In 1921, Victor Sjöstöm released The Phantom Carriage, based on the 1912 novel, Thy Soul Shall Bear Witness! by Nobel prize-winner Selma Lagerlöf. Starring Sjöström, Hilda Borgström, Tore Svennberg, Astrid Holm, Concordia Selander, Lisa Lundholm, Einar Axelsson, Nils Aréhn, Olof Âs, Tor Weijden, Simon Lindstrand, Nils Elffors, and John Ekman, the film had an unknown gross. The film was an influence on such filmmakers as Ingmar Bergman and Stanley Kubrick.
On New Year’s Eve, the dying Sister Edit wishes to speak with David Holm before she dies. A drunk in the cemetery, David tells his friends about his old friend, Georges, who once told him about the legend that the final person to die on New Year’s Eve had to drive Death’s carriage collecting the souls of everyone who dies during the year. When Edit’s colleague find’s David, he’s unable to convince him to see her and his friends try to get him to do so when a fight breaks out and David is struck on the head by a bottle. He dies just before the clock strikes twelve and his soul emerges from his body just as Death’s carriage approaches.

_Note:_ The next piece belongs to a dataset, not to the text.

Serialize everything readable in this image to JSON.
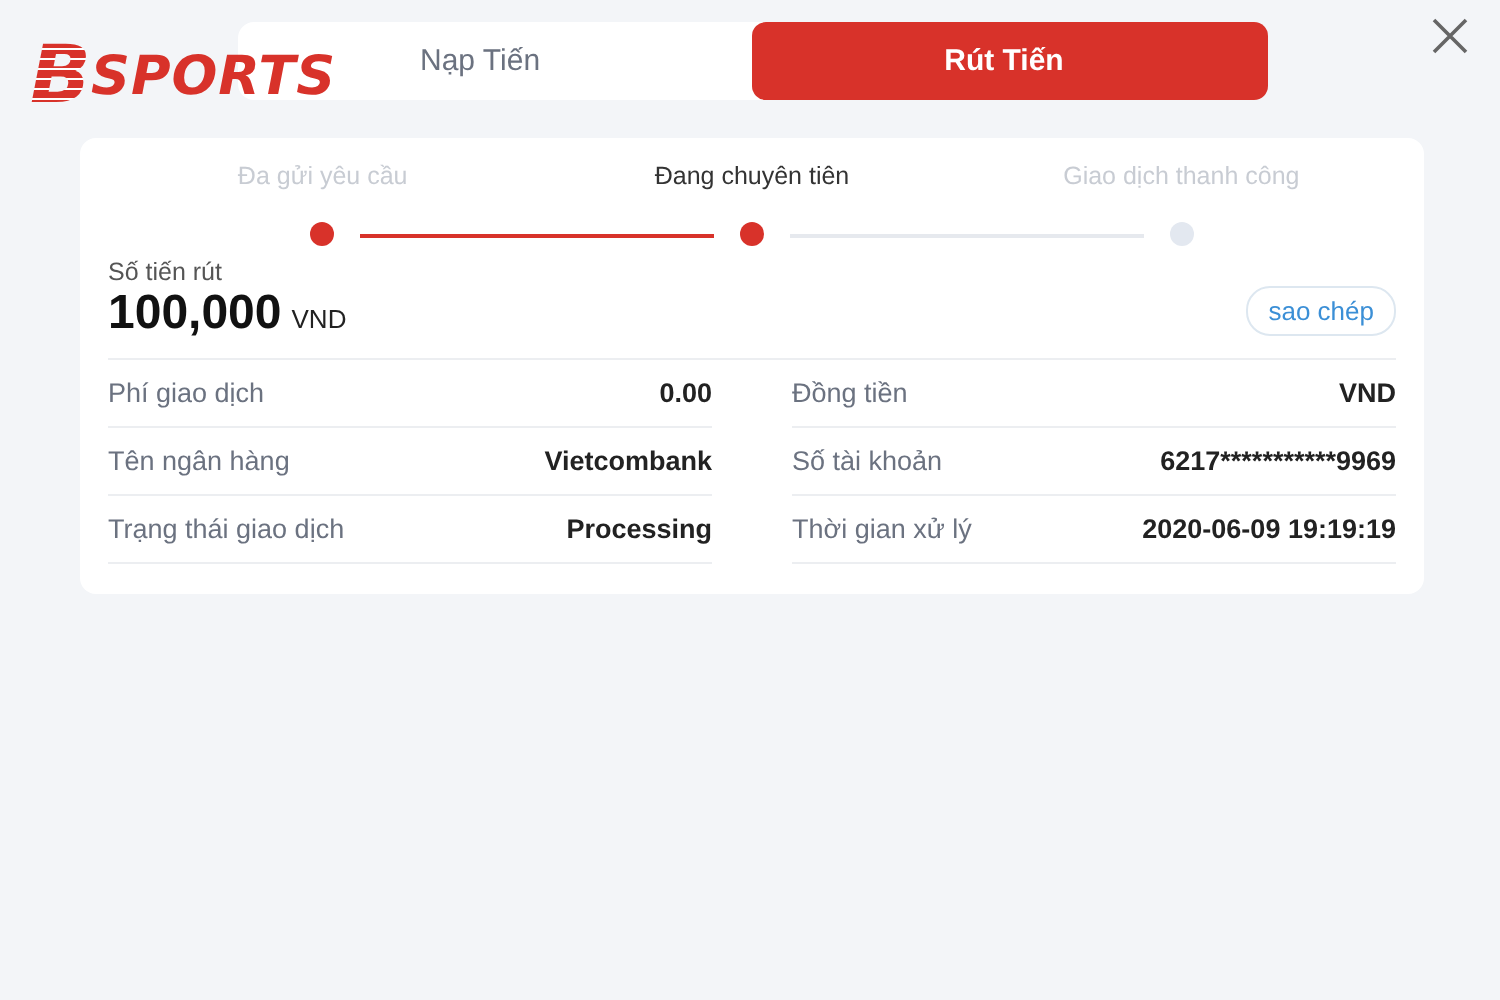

While not perfect, The Phantom Carriage is a great and well-made film, especially for the time it was produced in. The story is pretty interesting, involving David being reunited with Georges in death as the latter was the last person to die during the previous year and wound up driving Death’s carriage. Interestingly, the film isn’t about David having to take over for Georges, but is about him and Georges looking over the former’s life and seeing where he went wrong in his life with his family and friends. What’s more is that Georges notably sees him getting involved in David’s life as the catalyst for David’s life going downhill. In those flashbacks, David sees a promise he made to Edit to see her within a year of making a promise and it’s being brought to her against his will that brings David to realize his wrongdoings with his family. At the same time, David’s wife, Anna, has caught tuberculosis from David and wants to kill herself and the children so they won’t be left alone, which makes David want a second chance so he can save them.

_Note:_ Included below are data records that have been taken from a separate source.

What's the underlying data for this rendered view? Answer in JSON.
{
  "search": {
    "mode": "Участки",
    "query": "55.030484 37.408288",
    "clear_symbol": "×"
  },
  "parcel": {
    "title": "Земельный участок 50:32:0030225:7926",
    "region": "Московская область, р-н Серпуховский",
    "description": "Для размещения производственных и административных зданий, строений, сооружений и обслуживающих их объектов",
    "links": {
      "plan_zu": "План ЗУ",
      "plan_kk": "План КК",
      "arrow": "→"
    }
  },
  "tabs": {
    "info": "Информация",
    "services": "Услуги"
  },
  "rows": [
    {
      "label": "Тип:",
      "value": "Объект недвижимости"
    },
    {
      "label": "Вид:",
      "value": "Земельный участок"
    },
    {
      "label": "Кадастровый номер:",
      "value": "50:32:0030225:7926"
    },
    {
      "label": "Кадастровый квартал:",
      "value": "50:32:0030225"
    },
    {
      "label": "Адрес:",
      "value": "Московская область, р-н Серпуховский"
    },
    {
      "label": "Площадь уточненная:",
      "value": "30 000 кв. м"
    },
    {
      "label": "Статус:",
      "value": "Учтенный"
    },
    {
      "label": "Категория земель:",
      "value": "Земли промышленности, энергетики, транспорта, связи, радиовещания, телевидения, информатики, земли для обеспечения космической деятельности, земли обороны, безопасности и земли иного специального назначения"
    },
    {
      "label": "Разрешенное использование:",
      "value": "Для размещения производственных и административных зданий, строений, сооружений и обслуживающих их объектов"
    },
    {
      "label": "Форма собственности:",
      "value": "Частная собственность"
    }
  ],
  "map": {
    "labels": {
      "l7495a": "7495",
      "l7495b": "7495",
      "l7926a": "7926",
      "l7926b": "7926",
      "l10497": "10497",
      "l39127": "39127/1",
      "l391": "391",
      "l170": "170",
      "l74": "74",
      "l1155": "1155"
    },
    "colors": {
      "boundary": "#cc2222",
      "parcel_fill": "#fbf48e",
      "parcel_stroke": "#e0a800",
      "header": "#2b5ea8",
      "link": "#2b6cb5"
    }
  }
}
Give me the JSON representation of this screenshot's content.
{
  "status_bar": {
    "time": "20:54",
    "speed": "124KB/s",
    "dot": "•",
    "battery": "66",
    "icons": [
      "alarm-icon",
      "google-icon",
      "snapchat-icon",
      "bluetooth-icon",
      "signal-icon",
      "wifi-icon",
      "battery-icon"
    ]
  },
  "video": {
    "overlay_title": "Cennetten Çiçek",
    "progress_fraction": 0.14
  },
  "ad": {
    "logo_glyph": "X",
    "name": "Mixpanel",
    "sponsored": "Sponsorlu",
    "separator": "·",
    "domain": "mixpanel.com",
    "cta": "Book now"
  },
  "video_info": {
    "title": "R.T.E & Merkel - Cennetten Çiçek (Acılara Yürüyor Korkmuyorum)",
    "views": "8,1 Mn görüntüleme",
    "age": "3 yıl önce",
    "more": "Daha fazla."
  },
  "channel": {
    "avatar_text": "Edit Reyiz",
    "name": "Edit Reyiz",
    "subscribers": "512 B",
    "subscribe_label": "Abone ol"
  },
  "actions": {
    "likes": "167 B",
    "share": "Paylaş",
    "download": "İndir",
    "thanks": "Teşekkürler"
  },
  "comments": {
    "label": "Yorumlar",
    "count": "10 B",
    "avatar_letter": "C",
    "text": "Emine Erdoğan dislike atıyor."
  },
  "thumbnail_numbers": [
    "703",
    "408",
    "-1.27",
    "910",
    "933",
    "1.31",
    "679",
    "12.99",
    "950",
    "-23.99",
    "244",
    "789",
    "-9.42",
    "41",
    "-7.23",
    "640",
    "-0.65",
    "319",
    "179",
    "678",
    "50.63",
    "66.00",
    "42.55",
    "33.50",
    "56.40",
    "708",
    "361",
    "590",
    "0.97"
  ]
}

Now, that’s where the film goes wrong as a man looking through his life before he ultimately dies and has to drive Death’s carriage for a year is a great concept. It’s established that one day on earth feels like 100 years to the person driving the carriage and it seems like a great idea for the person driving the carriage to think for that year about all that he did in life. However, at the end David repents of his wrongdoings and winds up coming back to life so he can save Anna and his children. This is the last few minutes of the film and seems like the writer totally backpedaled as when David first met Georges when he died, Georges told him that by meeting him, it was too late for David to see a doctor. The film had plainly stated that David was dead and beyond being able to come back to life and then all of a sudden, because David is repentant, he’s able to do so and save his wife and children.

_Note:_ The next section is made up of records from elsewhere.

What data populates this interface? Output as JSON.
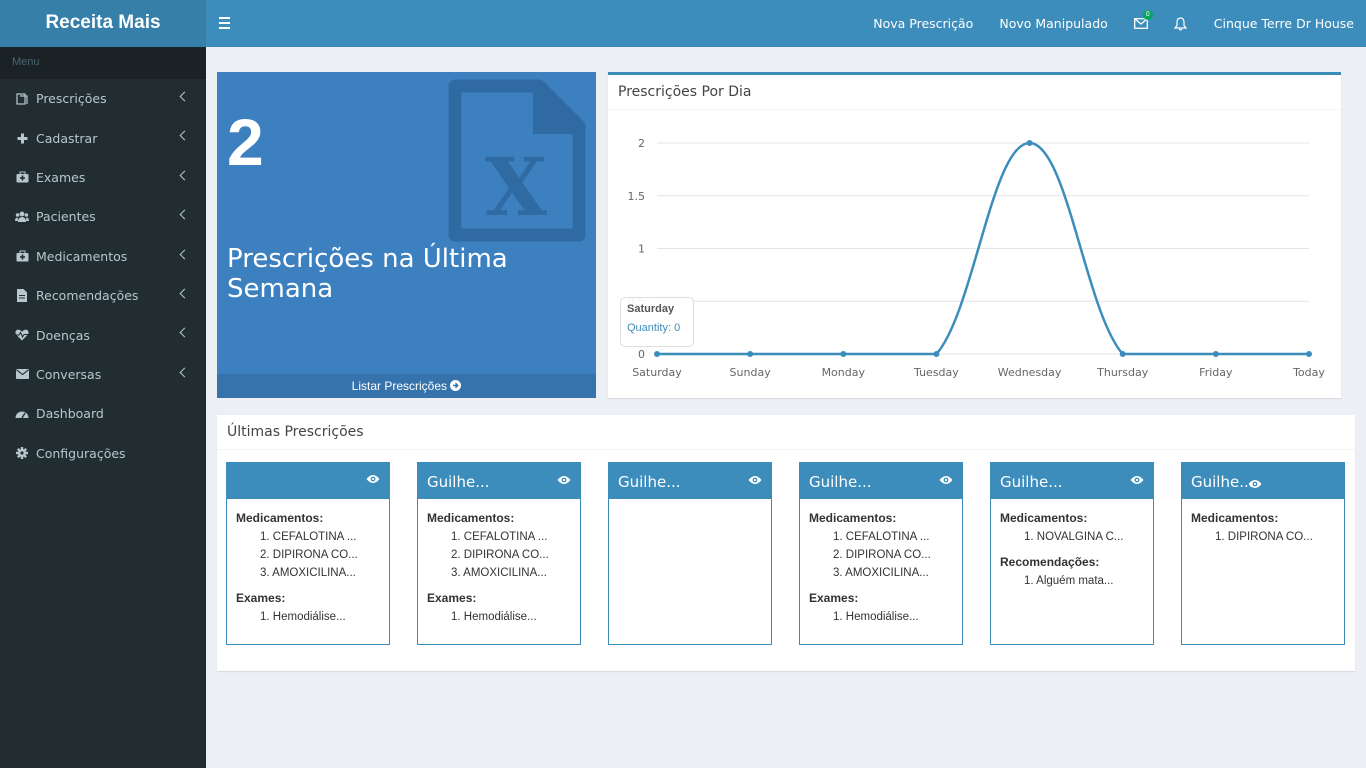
{
  "app": {
    "title": "Receita Mais"
  },
  "topnav": {
    "nova_prescricao": "Nova Prescrição",
    "novo_manipulado": "Novo Manipulado",
    "mail_badge": "0",
    "user": "Cinque Terre Dr House"
  },
  "sidebar": {
    "header": "Menu",
    "items": [
      {
        "label": "Prescrições",
        "icon": "prescription-icon"
      },
      {
        "label": "Cadastrar",
        "icon": "plus-icon"
      },
      {
        "label": "Exames",
        "icon": "medkit-icon"
      },
      {
        "label": "Pacientes",
        "icon": "users-icon"
      },
      {
        "label": "Medicamentos",
        "icon": "medkit-icon"
      },
      {
        "label": "Recomendações",
        "icon": "file-icon"
      },
      {
        "label": "Doenças",
        "icon": "heartbeat-icon"
      },
      {
        "label": "Conversas",
        "icon": "envelope-icon"
      },
      {
        "label": "Dashboard",
        "icon": "dashboard-icon"
      },
      {
        "label": "Configurações",
        "icon": "gear-icon"
      }
    ]
  },
  "stat": {
    "count": "2",
    "label": "Prescrições na Última Semana",
    "footer": "Listar Prescrições"
  },
  "chart_box": {
    "title": "Prescrições Por Dia",
    "tooltip": {
      "title": "Saturday",
      "label": "Quantity: 0"
    }
  },
  "chart_data": {
    "type": "line",
    "categories": [
      "Saturday",
      "Sunday",
      "Monday",
      "Tuesday",
      "Wednesday",
      "Thursday",
      "Friday",
      "Today"
    ],
    "series": [
      {
        "name": "Quantity",
        "values": [
          0,
          0,
          0,
          0,
          2,
          0,
          0,
          0
        ]
      }
    ],
    "yticks": [
      "0",
      "0.5",
      "1",
      "1.5",
      "2"
    ],
    "ylim": [
      0,
      2
    ],
    "grid": true,
    "color": "#3c8dbc"
  },
  "ultimas": {
    "title": "Últimas Prescrições",
    "cards": [
      {
        "name": "",
        "sections": [
          {
            "title": "Medicamentos:",
            "items": [
              "1. CEFALOTINA ...",
              "2. DIPIRONA CO...",
              "3. AMOXICILINA..."
            ]
          },
          {
            "title": "Exames:",
            "items": [
              "1. Hemodiálise..."
            ]
          }
        ]
      },
      {
        "name": "Guilhe...",
        "sections": [
          {
            "title": "Medicamentos:",
            "items": [
              "1. CEFALOTINA ...",
              "2. DIPIRONA CO...",
              "3. AMOXICILINA..."
            ]
          },
          {
            "title": "Exames:",
            "items": [
              "1. Hemodiálise..."
            ]
          }
        ]
      },
      {
        "name": "Guilhe...",
        "sections": []
      },
      {
        "name": "Guilhe...",
        "sections": [
          {
            "title": "Medicamentos:",
            "items": [
              "1. CEFALOTINA ...",
              "2. DIPIRONA CO...",
              "3. AMOXICILINA..."
            ]
          },
          {
            "title": "Exames:",
            "items": [
              "1. Hemodiálise..."
            ]
          }
        ]
      },
      {
        "name": "Guilhe...",
        "sections": [
          {
            "title": "Medicamentos:",
            "items": [
              "1. NOVALGINA C..."
            ]
          },
          {
            "title": "Recomendações:",
            "items": [
              "1. Alguém mata..."
            ]
          }
        ]
      },
      {
        "name": "Guilhe...",
        "sections": [
          {
            "title": "Medicamentos:",
            "items": [
              "1. DIPIRONA CO..."
            ]
          }
        ]
      }
    ]
  }
}
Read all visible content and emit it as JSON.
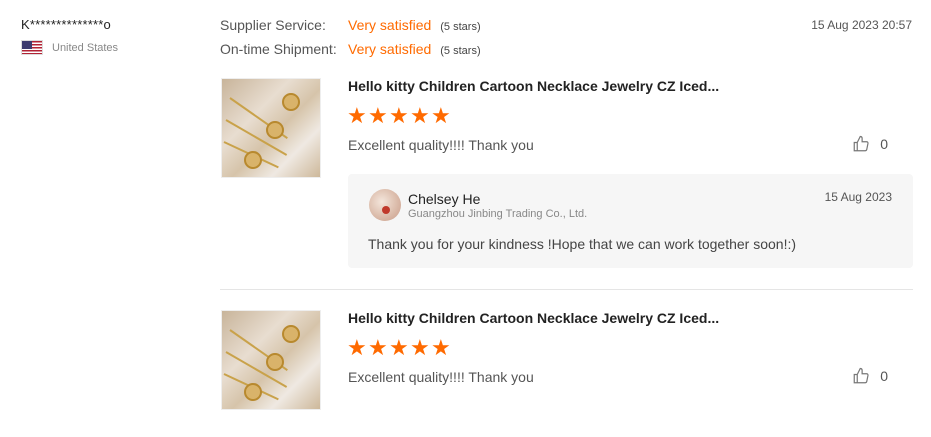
{
  "reviewer": {
    "name": "K**************o",
    "country": "United States",
    "flag_icon": "us-flag-icon"
  },
  "ratings": [
    {
      "label": "Supplier Service:",
      "value": "Very satisfied",
      "stars": "(5 stars)"
    },
    {
      "label": "On-time Shipment:",
      "value": "Very satisfied",
      "stars": "(5 stars)"
    }
  ],
  "timestamp": "15 Aug 2023 20:57",
  "reviews": [
    {
      "product_title": "Hello kitty Children Cartoon Necklace Jewelry CZ Iced...",
      "rating": 5,
      "comment": "Excellent quality!!!! Thank you",
      "likes": "0",
      "reply": {
        "name": "Chelsey He",
        "company": "Guangzhou Jinbing Trading Co., Ltd.",
        "date": "15 Aug 2023",
        "text": "Thank you for your kindness !Hope that we can work together soon!:)"
      }
    },
    {
      "product_title": "Hello kitty Children Cartoon Necklace Jewelry CZ Iced...",
      "rating": 5,
      "comment": "Excellent quality!!!! Thank you",
      "likes": "0"
    }
  ],
  "colors": {
    "accent": "#ff6a00",
    "reply_bg": "#f6f6f6",
    "divider": "#e5e5e5"
  }
}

Even with that problem, though, the film is very good and has some great effects for its time. Death’s carriage and the spirits of the dead are double exposed on the film to give them a ghostly look and while this would be very easy to do in modern times, it’s an effect that was very difficult to do in the 1920s. That being said, the film pulled it off perfectly and it kept the same consistency throughout the film.
The film has some interesting storytelling conventions as well. Most of it is told in flashbacks and while those weren’t exactly new in the 1920s, it went even further and had the characters flash back to earlier times within those flashbacks. It’s an interesting way to tell the story and give it some layered depth. There are times when it does get a little confusing, but it’s a great way to keep the story going without having to break the flow and constantly turn back to the dead David and Georges.
It’s not a perfect film, with the inconsistency at the end of the story, but it’s still great and easy to see the influences it had on later directors.